A couple of comments on the charging facilities. First I wish I had a bigger battery charger. I installed the 30 amp thinking we'd only use it when tied to a dock so it didn't need to be very big. That was before we bought the generator. Now I'd have a 55 amp battery charger if I was sure the 1000 watt Honda would run it. Second, I wish I had room for more solar panels. I think if I had about 150 watts more I could just about keep up with our load. If I had 250 watts more I know I could keep up, the thing is there just isn't room on NAKIA for 16 sq ft of solar panels (4 ft x 4 ft). On the other hand, I've only seen one boat in the Sea of Cortez that I thought had enough solar power. It was a power boat with a big back deck covered by a bimini. The entire area above the bimini was solar panels, I figure about 1000 watts.

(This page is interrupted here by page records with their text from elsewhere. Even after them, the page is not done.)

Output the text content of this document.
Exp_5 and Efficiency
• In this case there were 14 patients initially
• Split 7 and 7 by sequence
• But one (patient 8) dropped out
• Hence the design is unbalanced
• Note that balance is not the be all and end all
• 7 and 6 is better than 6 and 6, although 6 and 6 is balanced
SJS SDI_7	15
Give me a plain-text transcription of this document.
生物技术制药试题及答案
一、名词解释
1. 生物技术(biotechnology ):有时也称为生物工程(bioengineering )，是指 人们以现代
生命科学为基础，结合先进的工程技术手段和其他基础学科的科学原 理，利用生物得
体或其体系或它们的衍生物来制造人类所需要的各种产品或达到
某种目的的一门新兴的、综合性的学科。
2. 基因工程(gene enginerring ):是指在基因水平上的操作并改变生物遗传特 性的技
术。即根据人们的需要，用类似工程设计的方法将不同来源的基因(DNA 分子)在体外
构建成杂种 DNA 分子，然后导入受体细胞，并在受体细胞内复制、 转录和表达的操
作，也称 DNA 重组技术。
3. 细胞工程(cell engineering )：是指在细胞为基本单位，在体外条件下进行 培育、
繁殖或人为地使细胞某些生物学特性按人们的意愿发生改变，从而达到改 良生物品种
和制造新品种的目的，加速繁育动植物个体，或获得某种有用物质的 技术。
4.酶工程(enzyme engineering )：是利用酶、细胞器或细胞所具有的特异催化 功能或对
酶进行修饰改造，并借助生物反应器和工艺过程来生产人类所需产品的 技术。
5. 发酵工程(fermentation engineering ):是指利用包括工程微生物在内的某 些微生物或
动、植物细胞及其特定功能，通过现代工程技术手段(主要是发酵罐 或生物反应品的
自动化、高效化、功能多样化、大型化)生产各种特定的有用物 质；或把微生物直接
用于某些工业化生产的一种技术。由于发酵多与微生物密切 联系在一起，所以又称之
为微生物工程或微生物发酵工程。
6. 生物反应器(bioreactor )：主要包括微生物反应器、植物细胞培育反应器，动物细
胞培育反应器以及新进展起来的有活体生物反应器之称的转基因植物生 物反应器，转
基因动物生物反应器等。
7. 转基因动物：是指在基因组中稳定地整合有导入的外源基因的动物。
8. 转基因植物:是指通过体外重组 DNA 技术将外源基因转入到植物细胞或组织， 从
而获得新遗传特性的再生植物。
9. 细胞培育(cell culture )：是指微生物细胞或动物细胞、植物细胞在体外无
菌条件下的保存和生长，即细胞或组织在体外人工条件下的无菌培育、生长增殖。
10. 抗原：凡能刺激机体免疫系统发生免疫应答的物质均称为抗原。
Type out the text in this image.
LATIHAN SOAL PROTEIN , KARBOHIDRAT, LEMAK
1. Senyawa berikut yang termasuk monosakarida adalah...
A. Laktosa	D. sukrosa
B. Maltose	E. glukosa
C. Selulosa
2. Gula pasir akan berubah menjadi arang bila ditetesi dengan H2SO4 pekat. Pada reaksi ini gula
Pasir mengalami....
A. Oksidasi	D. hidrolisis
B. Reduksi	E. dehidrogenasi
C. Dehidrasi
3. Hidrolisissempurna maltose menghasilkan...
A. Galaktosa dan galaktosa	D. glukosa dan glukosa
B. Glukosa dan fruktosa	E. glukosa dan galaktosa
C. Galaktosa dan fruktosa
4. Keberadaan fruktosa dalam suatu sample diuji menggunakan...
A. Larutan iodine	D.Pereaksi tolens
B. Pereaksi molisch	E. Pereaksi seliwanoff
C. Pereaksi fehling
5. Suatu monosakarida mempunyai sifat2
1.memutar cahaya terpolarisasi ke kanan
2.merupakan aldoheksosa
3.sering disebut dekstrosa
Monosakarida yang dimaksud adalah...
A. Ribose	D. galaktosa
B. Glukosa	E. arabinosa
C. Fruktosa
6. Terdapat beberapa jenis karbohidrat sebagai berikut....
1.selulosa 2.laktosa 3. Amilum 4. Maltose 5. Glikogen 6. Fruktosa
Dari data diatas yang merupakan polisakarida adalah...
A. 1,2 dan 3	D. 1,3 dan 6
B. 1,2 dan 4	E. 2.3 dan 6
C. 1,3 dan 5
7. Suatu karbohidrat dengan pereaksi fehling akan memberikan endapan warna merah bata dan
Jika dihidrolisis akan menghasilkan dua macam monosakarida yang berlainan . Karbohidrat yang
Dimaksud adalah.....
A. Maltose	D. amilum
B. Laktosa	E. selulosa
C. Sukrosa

We don't have a wind generator, and I don't think I would want one. Most of the ones we've seen (heard) are pretty noisy. Others are quieter, but don't seem to put out as much. I'm not sure I could live with the noise unless it put out 10 amps and even then I'd probably shut it down at night to sleep.

We don't have a water maker (more on that later) so our biggest draw is our refrigerator. It's an Adler Barbour Super Cold Machine, it draws about six amps and though it has an option for water cooling I've yet to install it. This is the 'next big thing.' We have a pretty small fridge, enough to hold 4 liters of water, some beer, a couple heads of cabbage, four or five cucumbers, condiments, cheese, tomatoes, and avocados. We also have a small freezer which will hold two ice trays (yes we make ice) and about four pounds of meat. The fridge is cooled by a spill over fan from the freezer. Several years ago, when we first got the boat, I re-insulated the box with six inches of extruded polystyrene (Dow blue board) against the hull and four inches on the sides and top. I did this because I found that the existing insulation was soaked through with water that leaked in from the drain in the bottom of the fridge. The re-insulated box does not have a drain. All that seems pretty good, but in fact worse then the amount of cold lost through the insulation is the cold lost when you open the box to get something out. If I had the chance, I'd put a small water tank (2-3 liters) in the fridge and plumb it into the pressure water system. That way we could have a cold drink w/o opening the box.

Like I said, we don't have a water maker. This was an 'experiment' on our part, to see if we can live without one before we commit to the bucks, and we're still not sure if we want one. It would be nice to have the extra capacity that a water maker enables, but we're not sure it's worth the expense and maintenance hassles. As it is we can go about four weeks on our tanks (105 gal in the boats tanks and 25 gal in plastic jugs). That's about 4.5 gal per day (2.25 per person per day). We don't do laundry on NAKIA but out of that 4.5 gal per day we get a daily shower (bathe in the sea and then rinse with fresh water), wash dishes, and all the water we can drink. We get water when it's available, either at a dock or from water purification plants. Every town has a purification plant and you can usually have a truck deliver water to the shore where it's a short carry to your dinghy. Cost for this water is anywhere from $.80 to $2 per five gallon jug. We have five jugs which we bought on the mainland, actually we just paid the deposit on them, for $4 each. We give the water truck driver our empties and he gives us full jugs. $2 for five gallons might seem like a lot, but if you consider that a water maker can easily cost $5000, we can buy 12500 gallons of water @ $2/5 gal before we pay for a water maker. I read an article recently in which the author said he's run his 180 gal/day water maker for 1500 hours over the last four years(approx 12000 gal). His water maker still hasn't covered the original purchase price, not to mention new filters and repairs. All that said, we may still install a water maker, there's nothing like knowing for sure where your next five gallons of water is coming from.

I hope that covers some questions on cruising. Let us know if you have more, and we'll try to post answers.